Pourtant, ce sont bien ces jeunes, de Rabat à Nairobi en passant par Dakar qui feront (ou ne feront pas) l’Afrique de demain.
D’où la nécessité d’un compromis avec leur vision du monde. Puisque l’ancien État-nation est en panne d’idées, c’est l’occasion peut-être d’essayer d’autres façons de penser, d’explorer d’autres alternatives.
Contrairement aux absolus d’antan, nous naviguons aujourd’hui dans le brouillard. Autant faire la part belle à un savoir empirique, dont seule la jeunesse a le secret. En évoquant la lourde responsabilité des jeunes dans la construction de son pays, Paul Kagamé les exhorte au devoir de « désobéissance » : « S’il n’apprennent pas tôt, comment corriger les erreurs commises par ceux qui les ont précédés, ( nous), s’ils héritent et continuent à commettre les mêmes erreurs sans être inquiétés, l’avenir de ce pays sera en danger » !
Il serait naïf de croire que tout le monde est prêt à placer cette confiance dans la jeunesse, le sourire aux lèvres. A voir la bousculade aux postes de responsabilité de gérontocrates avérés, à observer ces chefs de partis qui refusent de passer la main, ces vieillards sans pudeur qui trustent des fauteuils de l’administration en attendant de passer le relais à leur progéniture, on peut douter de la volonté de rajeunissement de la classe politique.

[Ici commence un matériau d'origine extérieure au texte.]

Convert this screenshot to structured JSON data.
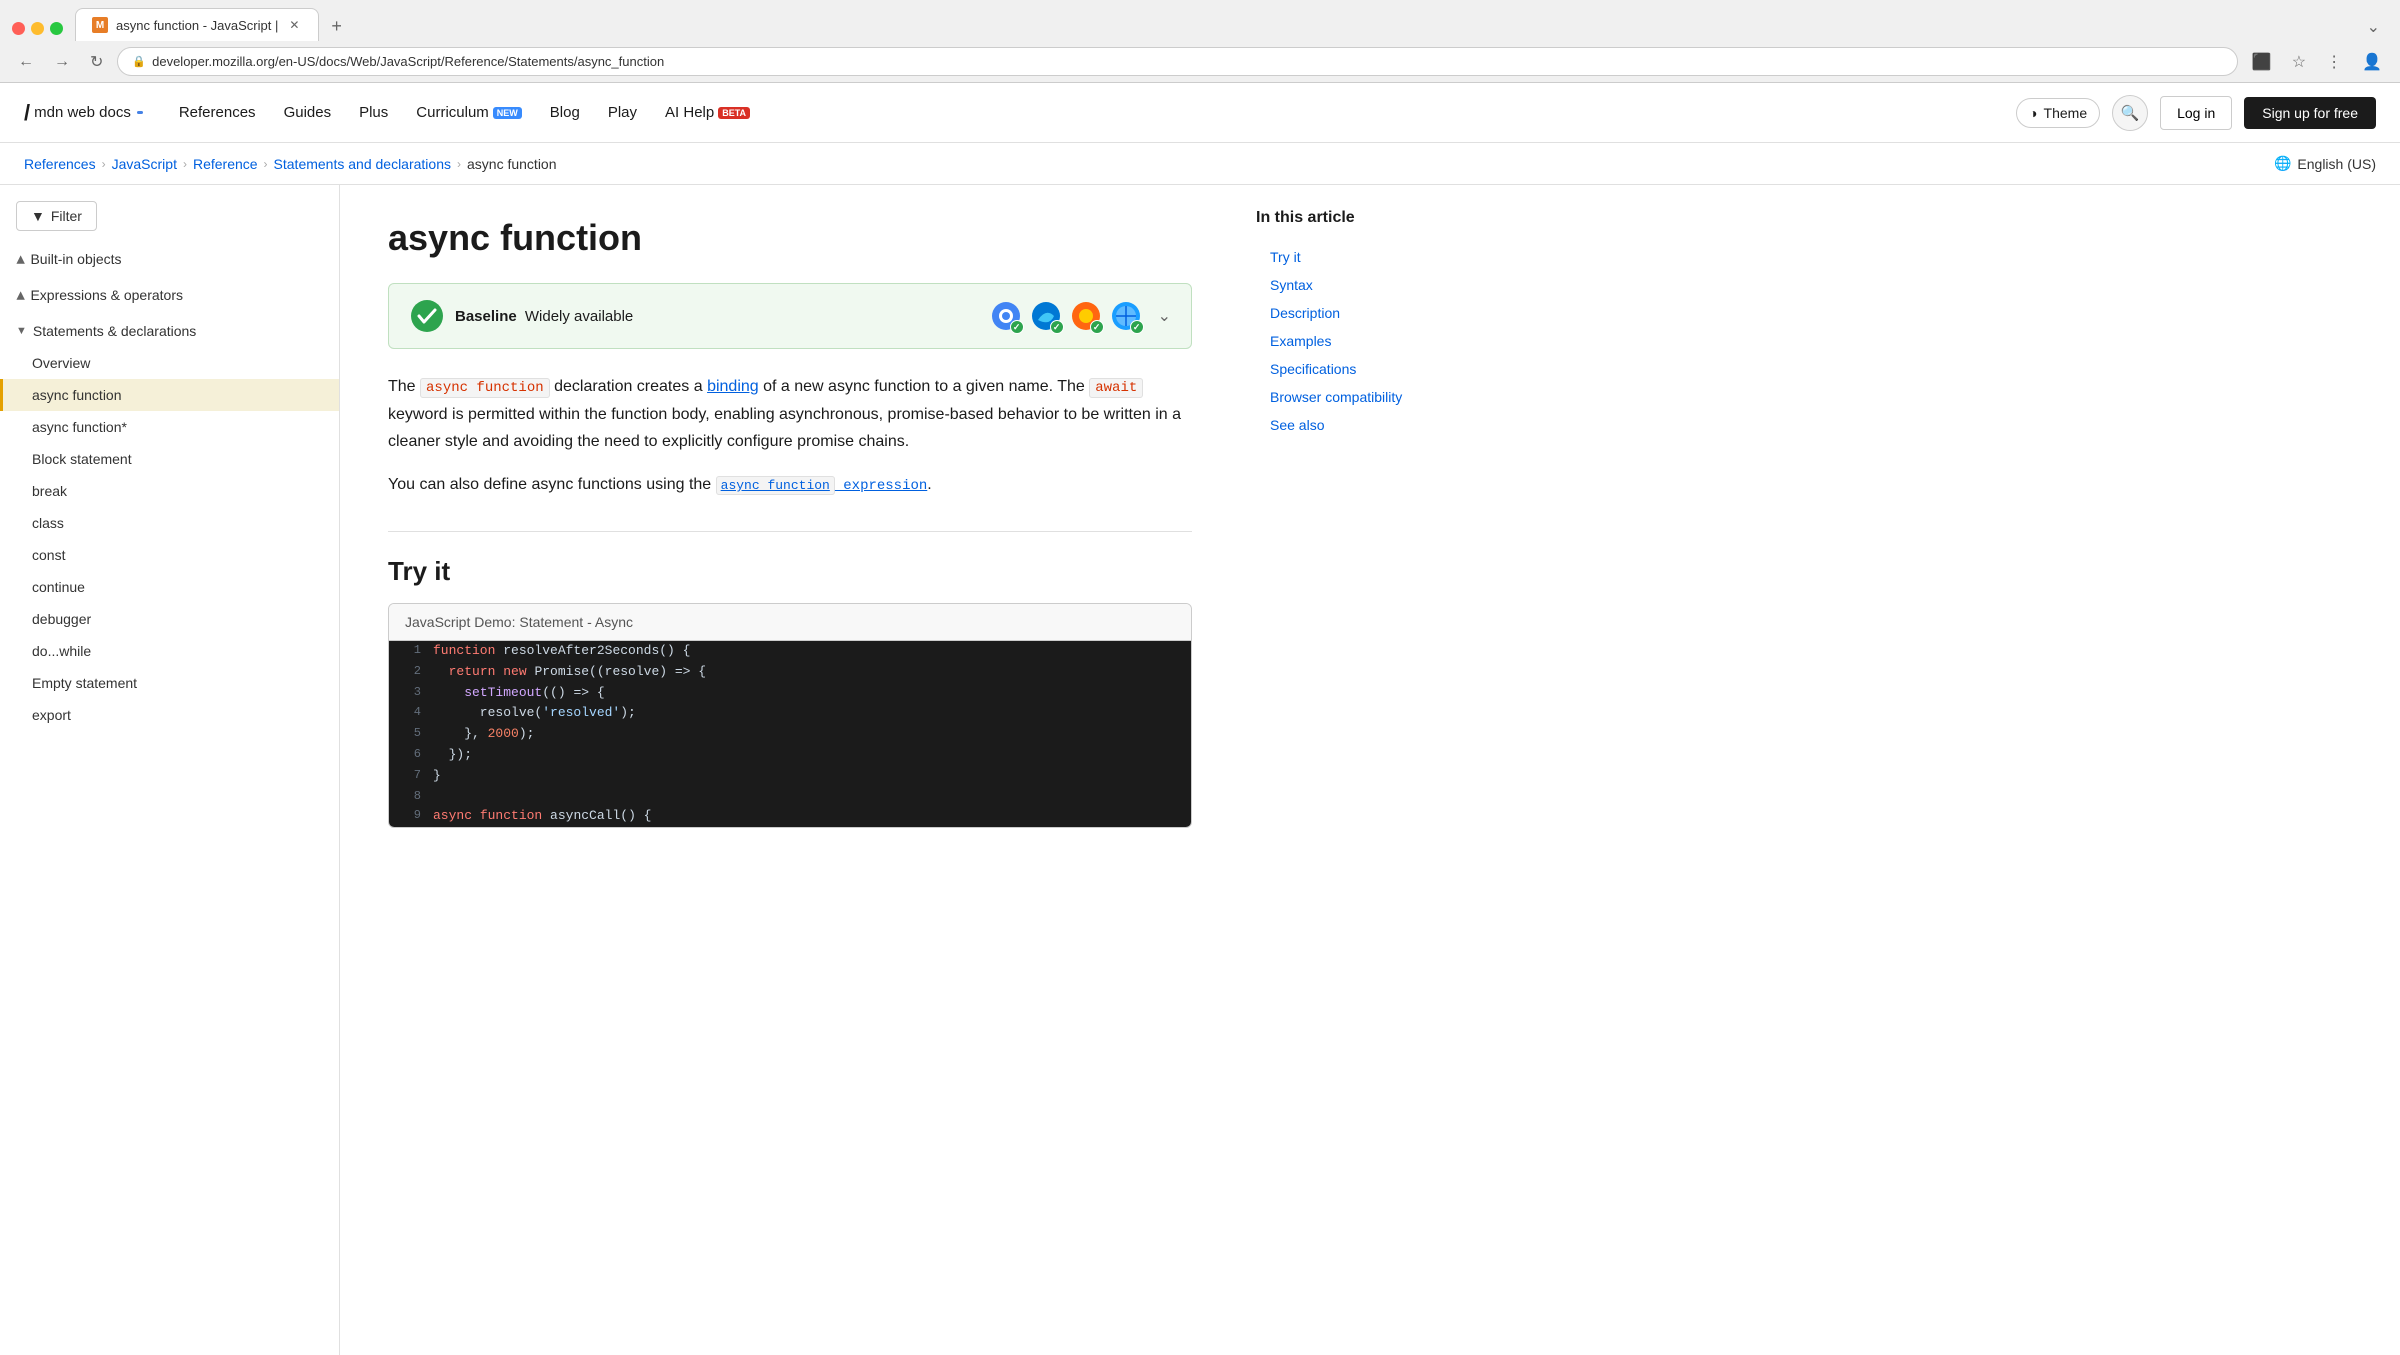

A défaut de mettre en avant des profils jeunes, certains se sont convertis au jeunisme, comme si porter baskets et un tee-shirt effaçait magiquement le poids des années.

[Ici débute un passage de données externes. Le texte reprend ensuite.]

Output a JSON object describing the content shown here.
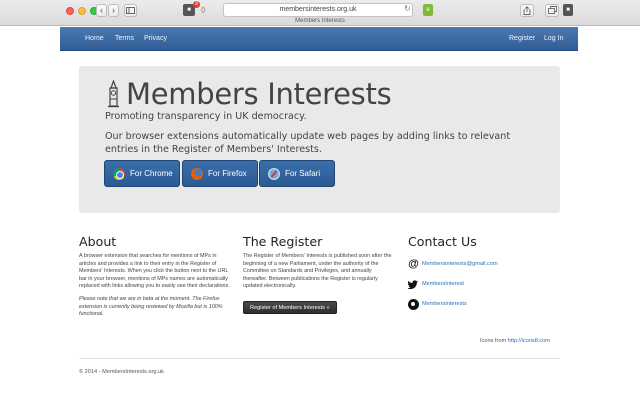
{
  "browser": {
    "url": "membersinterests.org.uk",
    "tab_title": "Members Interests",
    "back_glyph": "‹",
    "forward_glyph": "›",
    "extension_badge": "3",
    "icons": [
      "back-icon",
      "forward-icon",
      "sidebar-icon",
      "extension-icon",
      "reload-icon",
      "share-icon",
      "tabs-icon"
    ]
  },
  "nav": {
    "left": [
      "Home",
      "Terms",
      "Privacy"
    ],
    "right": [
      "Register",
      "Log In"
    ]
  },
  "hero": {
    "title": "Members Interests",
    "subtitle": "Promoting transparency in UK democracy.",
    "description": "Our browser extensions automatically update web pages by adding links to relevant entries in the Register of Members' Interests.",
    "buttons": [
      "For Chrome",
      "For Firefox",
      "For Safari"
    ]
  },
  "about": {
    "heading": "About",
    "p1": "A browser extension that searches for mentions of MPs in articles and provides a link to their entry in the Register of Members' Interests. When you click the button next to the URL bar in your browser, mentions of MPs names are automatically replaced with links allowing you to easily see their declarations.",
    "p2": "Please note that we are in beta at the moment. The Firefox extension is currently being reviewed by Mozilla but is 100% functional."
  },
  "register": {
    "heading": "The Register",
    "p1": "The Register of Members' Interests is published soon after the beginning of a new Parliament, under the authority of the Committee on Standards and Privileges, and annually thereafter. Between publications the Register is regularly updated electronically.",
    "button": "Register of Members Interests »"
  },
  "contact": {
    "heading": "Contact Us",
    "email": "Membersinterests@gmail.com",
    "twitter": "MembersInterest",
    "github": "MembersInterests"
  },
  "credit": {
    "prefix": "Icons from ",
    "link": "http://icons8.com"
  },
  "footer": {
    "text": "© 2014 - MembersInterests.org.uk"
  }
}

Bien sûr, mettre le pouvoir entre les mains des générations montantes exige une certaine dose de courage, un grain de folie, même, comme le pensait à juste titre Thomas Sankara : « Vous ne pouvez pas accomplir des changements fondamentaux sans une certaine dose de folie. Dans ce cas précis, cela vient de l’anticonformisme, du courage de tourner le dos aux vieilles formules, du courage d’inventer le futur. Il a fallu les fous d’hier pour que nous soyons capables d’agir avec une extrême clarté aujourd’hui. Nous devons inventer le futur ».